Niet in geschil is dat appellante ten tijde van het nemen van het primaire besluit afvalstoffen op haar terrein opsloeg in containers. Verweerder heeft onweersproken gesteld dat appellante voor haar bedrijfsvoering 40 afvalcontainers met een inhoud van 6 m3 elk en 20 afvalcontainers met een inhoud variërend van 8 tot 40 m3 per stuk in gebruik had. Gelet op dit aantal acht de Afdeling het aannemelijk dat de totale capaciteit van de containers op het terrein van de inrichting ten tijde van het nemen van het primaire besluit 50 m3 of meer bedroeg, ook al zouden sommige containers volgens appellante elders zijn gestald. Gezien het gestelde in overweging 2.2 en 2.3 was er een vergunning krachtens de Wet milieubeheer voor genoemde activiteit vereist en was verweerder wegens het ontbreken van deze vergunning bevoegd tot het opleggen van de onderhavige last onder dwangsom. Dat op het terrein van de inrichting ten tijde van het nemen van het primaire besluit minder dan 50 m3 afvalstoffen was opgeslagen, wat daar overigens ook van zij, doet hier niet aan af, nu gelet op categorie 28.4, aanhef en onder a, sub 6˚van het Besluit de opslagcapaciteit bepalend is voor de bevoegdheid en niet de feitelijke omvang van de opslag. Gelet op artikel 18.2, eerste lid, van de Wet milieubeheer ziet de Afdeling geen aanknopingspunt voor het oordeel dat de opslagcapaciteit alleen een rol kan spelen bij de bepaling wie het bevoegd gezag is tot handhavend optreden indien er sprake is van een vergunning krachtens de Wet milieubeheer.
2.5.
Gelet op het algemeen belang dat gediend is met handhaving, zal in geval van overtreding van een wettelijk voorschrift het bestuursorgaan dat bevoegd is om met bestuursdwang of een last onder dwangsom op te treden, in de regel van deze bevoegdheid gebruik moeten maken. Slechts onder bijzondere omstandigheden mag van het bestuursorgaan worden gevergd, dit niet te doen. Dit kan zich voordoen indien concreet uitzicht op legalisatie bestaat. Voorts kan handhavend optreden zodanig onevenredig zijn in verhouding tot de daarmee te dienen belangen dat van optreden in die concrete situatie behoort te worden afgezien.
2.6.
Appellante betoogt dat de overtreding niet voldoende is omschreven in het primaire besluit. Hierdoor wist zij niet op welke wijze zij kon voldoen aan de lastgeving van verweerder. Bovendien strekte deze volgens haar verder dan uitsluitend de ongedaanmaking van de overtreding.
2.7.
De Afdeling is van oordeel dat uit het primaire besluit genoegzaam blijkt dat de last onder dwangsom is opgelegd wegens het in strijd met artikel 8.1, eerste lid, aanhef en onder a en c, van de Wet milieubeheer opslaan van afvalstoffen en materieel en materiaal om afvalstoffen te be- en/of verwerken op het perceel aan de [locatie]. Dat in het primaire besluit niet nader is gespecificeerd welk onderdeel van categorie 28.4 van Bijlage I van het Besluit verweerder van toepassing acht op de activiteiten van de inrichting is in dit verband niet van belang, omdat dit niet een voorschrift is waarvan overtreding ten grondslag is gelegd aan het primaire en het bestreden besluit en de verwijzing naar categorie 28.4 enkel betrekking heeft op de bevoegdheid van verweerder tot handhavend optreden.

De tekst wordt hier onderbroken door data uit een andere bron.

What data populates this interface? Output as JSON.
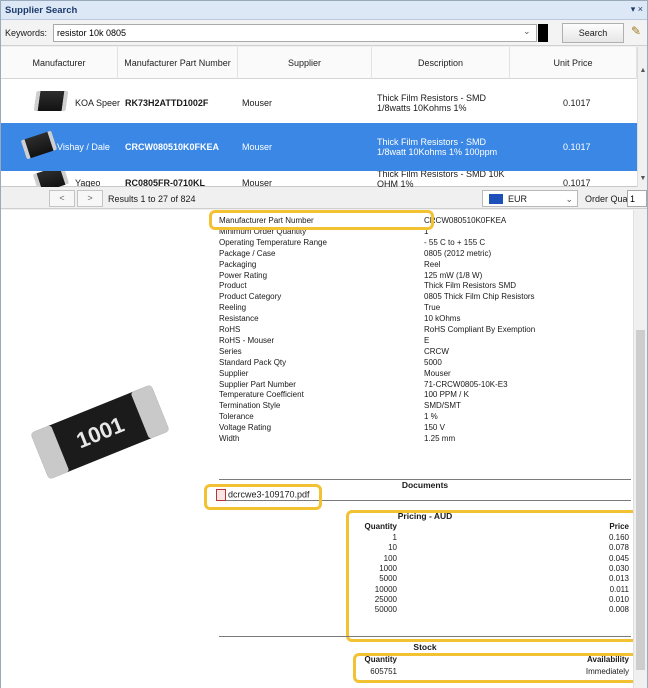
{
  "window": {
    "title": "Supplier Search",
    "title_icons": "▾ ×"
  },
  "keywords": {
    "label": "Keywords:",
    "value": "resistor 10k 0805",
    "dropdown": "⌄",
    "search_label": "Search",
    "edit_glyph": "✎"
  },
  "grid": {
    "columns": [
      "Manufacturer",
      "Manufacturer Part Number",
      "Supplier",
      "Description",
      "Unit Price"
    ],
    "rows": [
      {
        "manufacturer": "KOA Speer",
        "mpn": "RK73H2ATTD1002F",
        "supplier": "Mouser",
        "description": "Thick Film Resistors - SMD 1/8watts 10Kohms 1%",
        "price": "0.1017"
      },
      {
        "manufacturer": "Vishay / Dale",
        "mpn": "CRCW080510K0FKEA",
        "supplier": "Mouser",
        "description": "Thick Film Resistors - SMD 1/8watt 10Kohms 1% 100ppm",
        "price": "0.1017"
      },
      {
        "manufacturer": "Yageo",
        "mpn": "RC0805FR-0710KL",
        "supplier": "Mouser",
        "description": "Thick Film Resistors - SMD 10K OHM 1%",
        "price": "0.1017"
      }
    ],
    "scroll_up": "▲",
    "scroll_down": "▼"
  },
  "nav": {
    "prev": "<",
    "next": ">",
    "results": "Results 1 to 27 of 824",
    "currency": "EUR",
    "currency_dd": "⌄",
    "order_qty_label": "Order Quantity:",
    "order_qty": "1"
  },
  "detail": {
    "chip_marking": "1001",
    "params": [
      {
        "k": "Manufacturer Part Number",
        "v": "CRCW080510K0FKEA"
      },
      {
        "k": "Minimum Order Quantity",
        "v": "1"
      },
      {
        "k": "Operating Temperature Range",
        "v": "- 55 C to + 155 C"
      },
      {
        "k": "Package / Case",
        "v": "0805 (2012 metric)"
      },
      {
        "k": "Packaging",
        "v": "Reel"
      },
      {
        "k": "Power Rating",
        "v": "125 mW (1/8 W)"
      },
      {
        "k": "Product",
        "v": "Thick Film Resistors SMD"
      },
      {
        "k": "Product Category",
        "v": "0805 Thick Film Chip Resistors"
      },
      {
        "k": "Reeling",
        "v": "True"
      },
      {
        "k": "Resistance",
        "v": "10 kOhms"
      },
      {
        "k": "RoHS",
        "v": "RoHS Compliant By Exemption"
      },
      {
        "k": "RoHS - Mouser",
        "v": "E"
      },
      {
        "k": "Series",
        "v": "CRCW"
      },
      {
        "k": "Standard Pack Qty",
        "v": "5000"
      },
      {
        "k": "Supplier",
        "v": "Mouser"
      },
      {
        "k": "Supplier Part Number",
        "v": "71-CRCW0805-10K-E3"
      },
      {
        "k": "Temperature Coefficient",
        "v": "100 PPM / K"
      },
      {
        "k": "Termination Style",
        "v": "SMD/SMT"
      },
      {
        "k": "Tolerance",
        "v": "1 %"
      },
      {
        "k": "Voltage Rating",
        "v": "150 V"
      },
      {
        "k": "Width",
        "v": "1.25 mm"
      }
    ],
    "documents_header": "Documents",
    "document": "dcrcwe3-109170.pdf",
    "pricing_header": "Pricing - AUD",
    "pricing_cols": {
      "q": "Quantity",
      "p": "Price"
    },
    "pricing": [
      {
        "q": "1",
        "p": "0.160"
      },
      {
        "q": "10",
        "p": "0.078"
      },
      {
        "q": "100",
        "p": "0.045"
      },
      {
        "q": "1000",
        "p": "0.030"
      },
      {
        "q": "5000",
        "p": "0.013"
      },
      {
        "q": "10000",
        "p": "0.011"
      },
      {
        "q": "25000",
        "p": "0.010"
      },
      {
        "q": "50000",
        "p": "0.008"
      }
    ],
    "stock_header": "Stock",
    "stock_cols": {
      "q": "Quantity",
      "a": "Availability"
    },
    "stock": {
      "q": "605751",
      "a": "Immediately"
    }
  },
  "colors": {
    "selection": "#3a87e6",
    "highlight": "#f2c233"
  }
}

De Afdeling kan appellante voorts niet volgen in haar betoog dat zij niet wist op welke wijze zij kon voldoen aan de lastgeving van verweerder, nu in het primaire besluit is gelast de overtreding van de verboden, genoemd in artikel 8.1, eerste lid, aanhef en onder a en c, van de Wet milieubeheer, te beëindigen door de inrichting volledig te ontruimen van alle afvalstoffen en materialen, en beëindigd te houden en deze lastgeving naar het oordeel van de Afdeling niet voor meerdere uitleg vatbaar of anderszins onduidelijk is. Voorzover appellante betoogt dat de last verder strekt dan uitsluitend de ongedaanmaking van een overtreding, overweegt de Afdeling dat verweerder zich naar haar oordeel bij de last mocht beperken tot de meest aangewezen wijze tot beëindiging van de overtredingen, te weten de inrichting volledig ontruimen en ontruimd houden van alle afvalstoffen en materialen. Van verweerder kan niet worden verlangd dat hij bij het opleggen van een op zich zelf gerechtvaardigde last ten aanzien van alle activiteiten nagaat of enkele activiteiten apart bezien wellicht zouden kunnen worden gelegaliseerd door het doen van een melding als bedoeld in artikel 8.40 van de Wet milieubeheer.
2.8.
Appellante stelt verder dat verweerder heeft gehandeld in strijd met het vertrouwensbeginsel. Op 9 december 2002 zou een ambtenaar van de provincie tijdens een bespreking bepaalde aanwijzingen hebben gegeven. Ook zou het college van burgemeester en wethouders van Oostzaan hebben toegezegd dat de bedrijfsactiviteiten van appellante zouden kunnen worden geconcentreerd op het onderhavige perceel aan de [locatie].
2.9.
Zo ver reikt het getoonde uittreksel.